Oskar Schindler war kein Heiliger. Schindler war der Fabrikant, der im zweiten Weltkrieg mehr als 1200 Juden vor dem Vernichtungslager gerettet hat. In den 90er Jahren wurde diese Leistung in dem Film „Schindlers Liste“ gewürdigt. Allerdings: moralisch einwandfrei war sein Leben nicht.
Im Urlaub habe ich in diesem Jahr seine Fabrik in Krakau besucht, in der ein Museum und eine Gedenkstätte eingerichtet sind. Da habe ich begriffen: Wie er sich verhalten und was er getan hat, war oft sogar ziemlich unmoralisch. Schon als Schüler flog er von der Schule, weil er sein Zeugnis gefälscht hatte. Später war er ein Lebemann und Frauenheld. Um sich industrielle Aufträge zu sichern, trat er in die NSDAP ein. In Krakau übernahm er eine Fabrik für Emaillewaren und erarbeitete sich durch Schwarzhandel ein Vermögen. Um ungestört seinen Geschäften nachgehen zu können, pflegte er Freundschaften zu Mitgliedern der SS.
Als jedoch 1941 das Krakauer Ghetto errichtet wurde, widerte ihn die Behandlung der jüdischen Bevölkerung an.
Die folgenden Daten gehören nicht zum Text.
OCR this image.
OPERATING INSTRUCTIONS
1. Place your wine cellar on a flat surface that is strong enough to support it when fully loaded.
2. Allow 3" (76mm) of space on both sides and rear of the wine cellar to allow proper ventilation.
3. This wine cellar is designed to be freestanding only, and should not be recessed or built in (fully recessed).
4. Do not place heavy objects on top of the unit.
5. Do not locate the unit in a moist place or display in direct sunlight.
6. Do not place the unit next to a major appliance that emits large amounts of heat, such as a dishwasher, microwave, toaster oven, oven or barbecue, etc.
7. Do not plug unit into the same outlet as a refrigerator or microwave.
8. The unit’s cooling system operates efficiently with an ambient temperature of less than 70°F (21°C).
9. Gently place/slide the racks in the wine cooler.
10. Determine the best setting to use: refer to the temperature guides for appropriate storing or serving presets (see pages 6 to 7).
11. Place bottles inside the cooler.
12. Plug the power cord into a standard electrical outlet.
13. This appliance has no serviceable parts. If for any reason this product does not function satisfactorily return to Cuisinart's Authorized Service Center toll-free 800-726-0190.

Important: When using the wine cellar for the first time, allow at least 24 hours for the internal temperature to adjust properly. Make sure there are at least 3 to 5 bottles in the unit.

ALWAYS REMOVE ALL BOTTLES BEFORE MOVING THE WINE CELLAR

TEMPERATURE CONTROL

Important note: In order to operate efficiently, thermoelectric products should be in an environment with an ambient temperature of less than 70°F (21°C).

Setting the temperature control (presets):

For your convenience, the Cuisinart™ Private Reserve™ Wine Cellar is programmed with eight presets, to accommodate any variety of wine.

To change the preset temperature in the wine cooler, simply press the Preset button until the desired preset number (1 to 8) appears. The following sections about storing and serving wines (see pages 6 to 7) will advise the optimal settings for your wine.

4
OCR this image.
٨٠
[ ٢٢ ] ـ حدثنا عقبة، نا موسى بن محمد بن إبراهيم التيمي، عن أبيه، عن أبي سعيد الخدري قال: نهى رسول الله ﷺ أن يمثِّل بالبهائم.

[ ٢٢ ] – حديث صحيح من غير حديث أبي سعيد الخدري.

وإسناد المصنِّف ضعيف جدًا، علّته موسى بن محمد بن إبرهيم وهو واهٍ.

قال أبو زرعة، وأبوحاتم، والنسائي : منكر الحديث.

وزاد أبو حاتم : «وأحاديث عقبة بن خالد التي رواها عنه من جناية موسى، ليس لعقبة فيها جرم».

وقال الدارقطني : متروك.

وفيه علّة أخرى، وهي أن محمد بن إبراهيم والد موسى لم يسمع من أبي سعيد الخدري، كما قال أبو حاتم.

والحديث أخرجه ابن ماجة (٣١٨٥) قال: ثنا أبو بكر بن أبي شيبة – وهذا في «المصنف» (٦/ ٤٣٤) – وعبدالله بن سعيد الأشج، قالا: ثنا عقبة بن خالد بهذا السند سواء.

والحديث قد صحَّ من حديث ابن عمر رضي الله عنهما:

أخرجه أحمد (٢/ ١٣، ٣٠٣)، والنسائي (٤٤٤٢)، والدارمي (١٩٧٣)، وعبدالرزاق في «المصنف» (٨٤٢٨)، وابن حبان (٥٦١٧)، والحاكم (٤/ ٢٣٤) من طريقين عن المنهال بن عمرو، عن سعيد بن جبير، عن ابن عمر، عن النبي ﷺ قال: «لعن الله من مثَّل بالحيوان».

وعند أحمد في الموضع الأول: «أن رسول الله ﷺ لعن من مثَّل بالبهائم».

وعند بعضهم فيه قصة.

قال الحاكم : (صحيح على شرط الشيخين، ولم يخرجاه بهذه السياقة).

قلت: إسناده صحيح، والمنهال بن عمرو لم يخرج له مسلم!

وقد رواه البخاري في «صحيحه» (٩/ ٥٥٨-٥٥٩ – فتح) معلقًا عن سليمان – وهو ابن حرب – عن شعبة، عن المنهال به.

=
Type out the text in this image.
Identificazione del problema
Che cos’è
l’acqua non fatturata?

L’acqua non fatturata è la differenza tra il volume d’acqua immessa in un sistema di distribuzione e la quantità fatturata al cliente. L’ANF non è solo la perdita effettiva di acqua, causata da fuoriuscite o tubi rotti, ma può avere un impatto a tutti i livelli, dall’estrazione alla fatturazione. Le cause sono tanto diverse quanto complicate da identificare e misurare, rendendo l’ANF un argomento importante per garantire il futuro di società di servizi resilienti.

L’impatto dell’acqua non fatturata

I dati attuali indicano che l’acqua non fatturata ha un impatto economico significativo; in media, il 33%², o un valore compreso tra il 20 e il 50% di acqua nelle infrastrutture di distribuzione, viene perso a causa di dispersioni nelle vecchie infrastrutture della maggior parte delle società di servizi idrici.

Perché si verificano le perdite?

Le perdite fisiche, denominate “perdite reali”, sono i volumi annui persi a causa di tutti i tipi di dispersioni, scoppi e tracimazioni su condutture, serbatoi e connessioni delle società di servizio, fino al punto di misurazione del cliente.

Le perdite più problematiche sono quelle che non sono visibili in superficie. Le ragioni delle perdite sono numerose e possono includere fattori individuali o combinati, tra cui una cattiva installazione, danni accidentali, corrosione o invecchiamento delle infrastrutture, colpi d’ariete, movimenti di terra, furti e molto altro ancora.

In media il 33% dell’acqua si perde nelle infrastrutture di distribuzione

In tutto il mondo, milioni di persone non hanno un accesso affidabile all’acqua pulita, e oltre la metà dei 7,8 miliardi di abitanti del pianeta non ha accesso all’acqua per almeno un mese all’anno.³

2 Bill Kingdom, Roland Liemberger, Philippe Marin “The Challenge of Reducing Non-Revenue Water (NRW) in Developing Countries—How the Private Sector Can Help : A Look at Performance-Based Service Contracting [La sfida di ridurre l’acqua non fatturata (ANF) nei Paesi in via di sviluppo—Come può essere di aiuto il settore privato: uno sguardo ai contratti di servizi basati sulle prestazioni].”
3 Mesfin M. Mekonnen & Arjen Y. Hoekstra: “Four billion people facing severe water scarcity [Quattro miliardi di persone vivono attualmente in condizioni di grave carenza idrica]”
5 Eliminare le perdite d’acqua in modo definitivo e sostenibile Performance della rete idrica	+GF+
Von da an unternahmen er und seine Frau alles, so viele Juden wie möglich zu retten. Er produzierte statt Geschirr Granathülsen und ließ seinen Betrieb als kriegswichtig einstufen. So konnte er immer wieder Ausnahmegenehmigungen für die bei ihm beschäftigten Juden erwirken.
Einmal holte er unter Lebensgefahr sogar eine Gruppe von Frauen zurück, die bereits ins KZ Auschwitz abtransportiert waren. Vielleicht findet man solchen Mut eher, wenn man so leichtfertig und irgendwie sorglos ist wie Schindler es war. Mit seiner Hilfe überlebten 1200 Juden den Krieg. Er selbst kam wirtschaftlich nach dem Krieg nicht wieder richtig auf die Beine. Überlebende jüdische Fabrikarbeiter haben ihn unterstützt. 1967 wurde er in Yad Vashem als Gerechter unter den Völkern geehrt.
Seit ich das alles erfahren habe, denke ich mir: Man muss kein Heiliger sein, um Gutes zu erreichen. Martin Luther hat gesagt, jeder Mensch sei „gerecht und Sünder zugleich“. Heute meinen viele, wer sich für einen guten Zweck einsetzt, müsse auch moralisch einwandfrei sein. Oskar Schindler lehrt mich etwas anderes: Wer Mitgefühl hat mit anderen und mutig für sie eintritt, der ist ein guter Mensch.